03 September 2017

Nordlys in Trondheim, 28 August 2017

I returned yesterday from a trip through various Norwegian cruise ports organized by Cruise Norway, and you can later on read more about the trip from Cruise Business Review. Sufficient to say for now that it was interesting, exhausting and at times eye-opening - and all this in superb company. The trip also gave some chances to photograph ships I don't normally see - the first of which is the subject of this entry.

Nordlys

IMO 9048914
Built 1994, Volkswerft Stralsund, Germany
Tonnage 11 204 GT
Length 121,66 m
Width 19,20 m
Draught 4,70 m
691 passengers
482 berths
50 cars
2 MaK diesels, combined 9 000 kW
2 propellers
2 bow thrusters
Speed 18 knots

The Nordlys was the last ship of Hurtigruten's first trio of 1990s newbuildings, built by the Volkswerft in Stralsund, in the former East Germany (the sister ships being the Kong Harald and Richard With). Her original owners were TFDS (Troms Fylkes Dampskibsselskap), though the name Nordlys (Norwegian for "Northern Lights") recalls that of a previous 1951-built BDS (Bergenske Dampskibsselskap) -owned Hurtigrute, which TFDS took over, alongside BDS's Hurtigruten share, in 1979.

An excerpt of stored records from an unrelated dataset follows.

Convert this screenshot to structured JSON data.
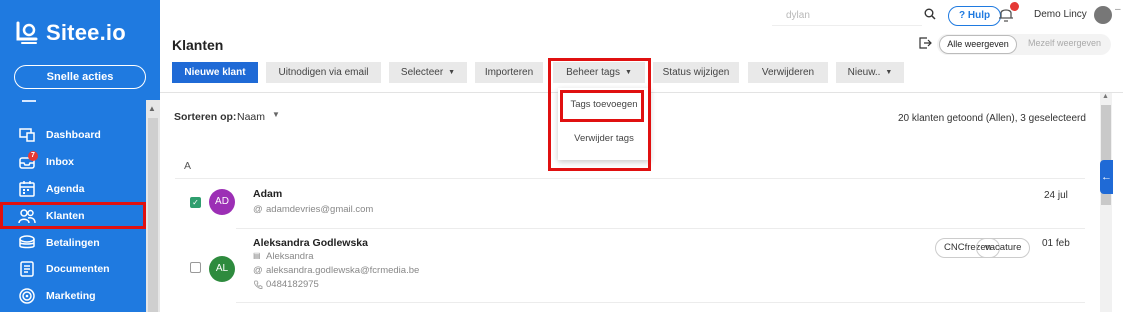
{
  "app": {
    "name": "Sitee.io"
  },
  "sidebar": {
    "quick_actions": "Snelle acties",
    "items": [
      {
        "label": "Dashboard",
        "icon": "dashboard-icon"
      },
      {
        "label": "Inbox",
        "icon": "inbox-icon",
        "badge": "7"
      },
      {
        "label": "Agenda",
        "icon": "calendar-icon"
      },
      {
        "label": "Klanten",
        "icon": "users-icon",
        "active": true
      },
      {
        "label": "Betalingen",
        "icon": "payments-icon"
      },
      {
        "label": "Documenten",
        "icon": "document-icon"
      },
      {
        "label": "Marketing",
        "icon": "target-icon"
      }
    ]
  },
  "topbar": {
    "search_value": "dylan",
    "help": "? Hulp",
    "user": "Demo Lincy"
  },
  "header": {
    "title": "Klanten",
    "view_all": "Alle weergeven",
    "view_self": "Mezelf weergeven"
  },
  "toolbar": {
    "new_client": "Nieuwe klant",
    "invite_email": "Uitnodigen via email",
    "select": "Selecteer",
    "import": "Importeren",
    "manage_tags": "Beheer tags",
    "change_status": "Status wijzigen",
    "delete": "Verwijderen",
    "new_more": "Nieuw.."
  },
  "dropdown": {
    "add_tags": "Tags toevoegen",
    "remove_tags": "Verwijder tags"
  },
  "list": {
    "sort_label": "Sorteren op:",
    "sort_value": "Naam",
    "count_text": "20 klanten getoond (Allen), 3 geselecteerd",
    "group_letter": "A",
    "clients": [
      {
        "initials": "AD",
        "name": "Adam",
        "email": "adamdevries@gmail.com",
        "date": "24 jul",
        "checked": true,
        "avatar_color": "#9c2fb5"
      },
      {
        "initials": "AL",
        "name": "Aleksandra Godlewska",
        "company": "Aleksandra",
        "email": "aleksandra.godlewska@fcrmedia.be",
        "phone": "0484182975",
        "date": "01 feb",
        "checked": false,
        "avatar_color": "#2e8b3e",
        "tags": [
          "CNCfrezen",
          "vacature"
        ]
      }
    ]
  },
  "colors": {
    "sidebar": "#1f7ae0",
    "primary_button": "#1f6ad6",
    "highlight": "#e01010"
  }
}
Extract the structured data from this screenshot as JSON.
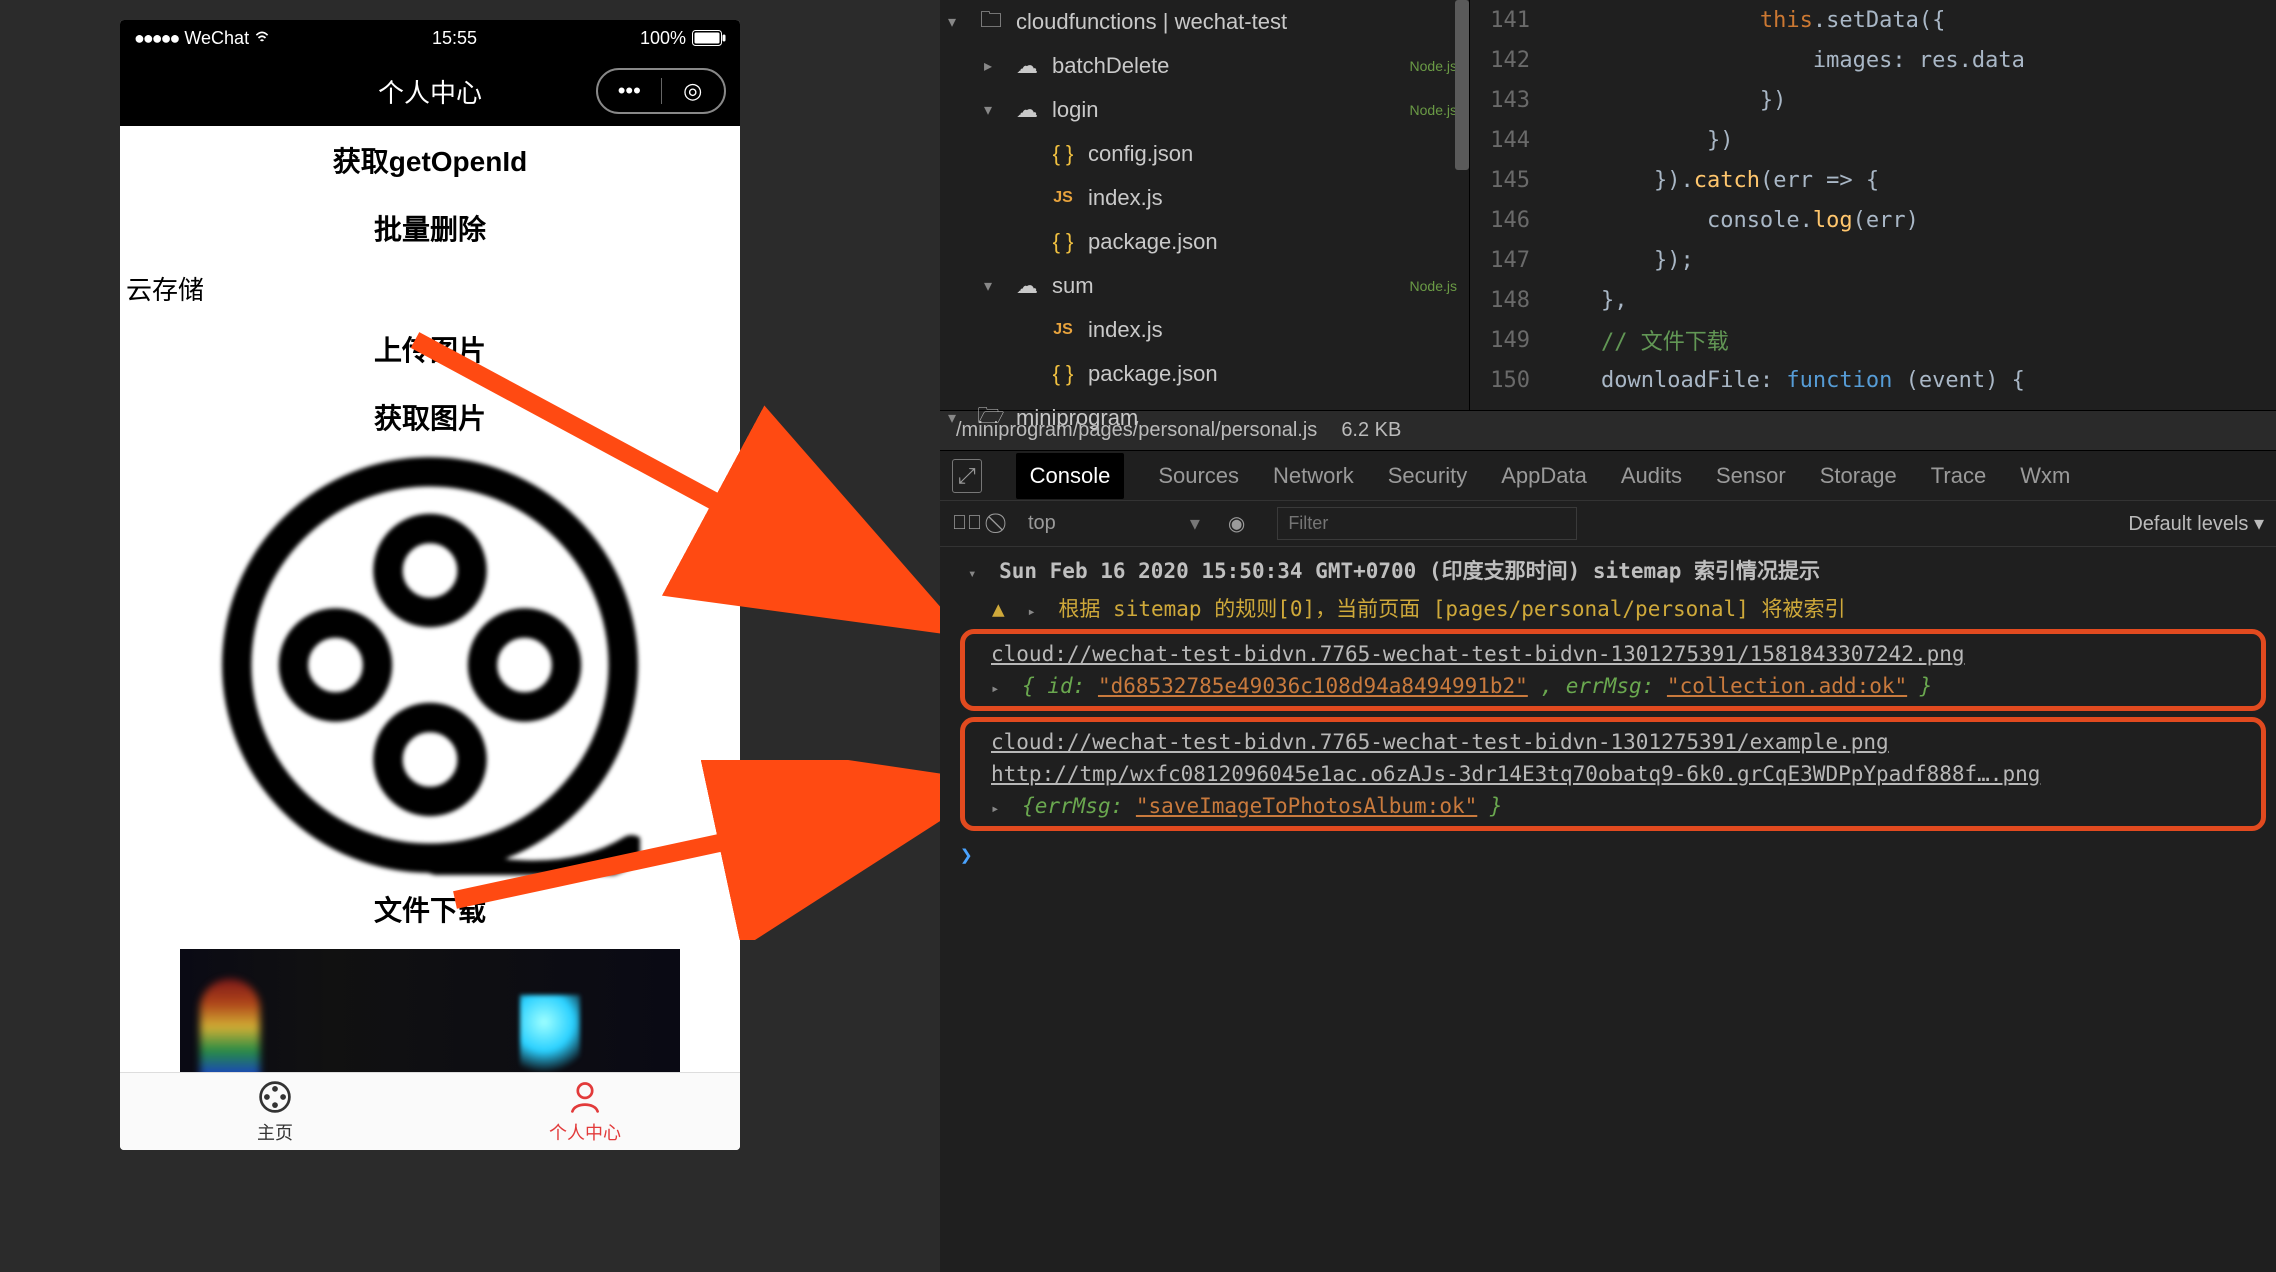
{
  "phone": {
    "status": {
      "carrier": "WeChat",
      "time": "15:55",
      "battery": "100%"
    },
    "title": "个人中心",
    "buttons": {
      "getOpenId": "获取getOpenId",
      "batchDelete": "批量删除",
      "cloudStorage": "云存储",
      "uploadImage": "上传图片",
      "getImage": "获取图片",
      "fileDownload": "文件下载"
    },
    "tabs": {
      "home": "主页",
      "personal": "个人中心"
    }
  },
  "ide": {
    "tree": {
      "root": "cloudfunctions | wechat-test",
      "batchDelete": "batchDelete",
      "login": "login",
      "config": "config.json",
      "indexjs": "index.js",
      "packagejson": "package.json",
      "sum": "sum",
      "miniprogram": "miniprogram",
      "nodeBadge": "Node.js"
    },
    "code": {
      "l141": "141",
      "t141a": "this",
      "t141b": ".setData({",
      "l142": "142",
      "t142": "images: res.data",
      "l143": "143",
      "t143": "})",
      "l144": "144",
      "t144": "})",
      "l145": "145",
      "t145a": "}).",
      "t145b": "catch",
      "t145c": "(err => {",
      "l146": "146",
      "t146a": "console.",
      "t146b": "log",
      "t146c": "(err)",
      "l147": "147",
      "t147": "});",
      "l148": "148",
      "t148": "},",
      "l149": "149",
      "t149": "// 文件下载",
      "l150": "150",
      "t150a": "downloadFile: ",
      "t150b": "function",
      "t150c": " (event) {"
    },
    "pathbar": {
      "path": "/miniprogram/pages/personal/personal.js",
      "size": "6.2 KB"
    }
  },
  "devtools": {
    "tabs": {
      "console": "Console",
      "sources": "Sources",
      "network": "Network",
      "security": "Security",
      "appdata": "AppData",
      "audits": "Audits",
      "sensor": "Sensor",
      "storage": "Storage",
      "trace": "Trace",
      "wxm": "Wxm"
    },
    "toolbar": {
      "context": "top",
      "filterPlaceholder": "Filter",
      "levels": "Default levels ▾"
    },
    "console": {
      "group": "Sun Feb 16 2020 15:50:34 GMT+0700 (印度支那时间) sitemap 索引情况提示",
      "warn": "根据 sitemap 的规则[0]，当前页面 [pages/personal/personal] 将被索引",
      "url1": "cloud://wechat-test-bidvn.7765-wechat-test-bidvn-1301275391/1581843307242.png",
      "obj1a": "{ id: ",
      "obj1b": "\"d68532785e49036c108d94a8494991b2\"",
      "obj1c": ", errMsg: ",
      "obj1d": "\"collection.add:ok\"",
      "obj1e": "}",
      "url2": "cloud://wechat-test-bidvn.7765-wechat-test-bidvn-1301275391/example.png",
      "url3": "http://tmp/wxfc0812096045e1ac.o6zAJs-3dr14E3tq70obatq9-6k0.grCqE3WDPpYpadf888f….png",
      "obj2a": "{errMsg: ",
      "obj2b": "\"saveImageToPhotosAlbum:ok\"",
      "obj2c": "}"
    }
  }
}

The Nordlys entered service in April 1994 on Hurtigruten's Bergen-Kirkenes service, on which the ship remains to this day. There has been some drama to her career: in January 2006 she evacuated 680 people from Melkøya due to a heavy storm and in September 2011 an engine room fire onboard resulted in two deaths. Less dramatic were a sale in 2003 to KS Kirberg, with a 15-year charterback agreement (so actually due to end next year), and a series of brief winter lay-ups in 2007, 2008 and 2009.

The photos below show the Nordlys arriving at Trondheim in the morning of 28 August 2017 on a northbound crossing. Photographed from the Trondheim port cruise quay. As per the usual, click on the images to see them in larger size.

You can get nice photos if you get up early enough. Which I normally wouldn't do, but (fortunately or not) I didn't get to design the schedules of the trip.
The exterior design is fairly utilitatian, though I still quite like it. If I remember correctly, the funnel exhausts were a later addition to the original design.
Passing Munkholmen, a former monastery and prison on Trondheimsfjorden.
The island-passing photos were so good, I just had to include a second one!
Approaching the Hurtigruten terminal - and the run, giving less nice lighting.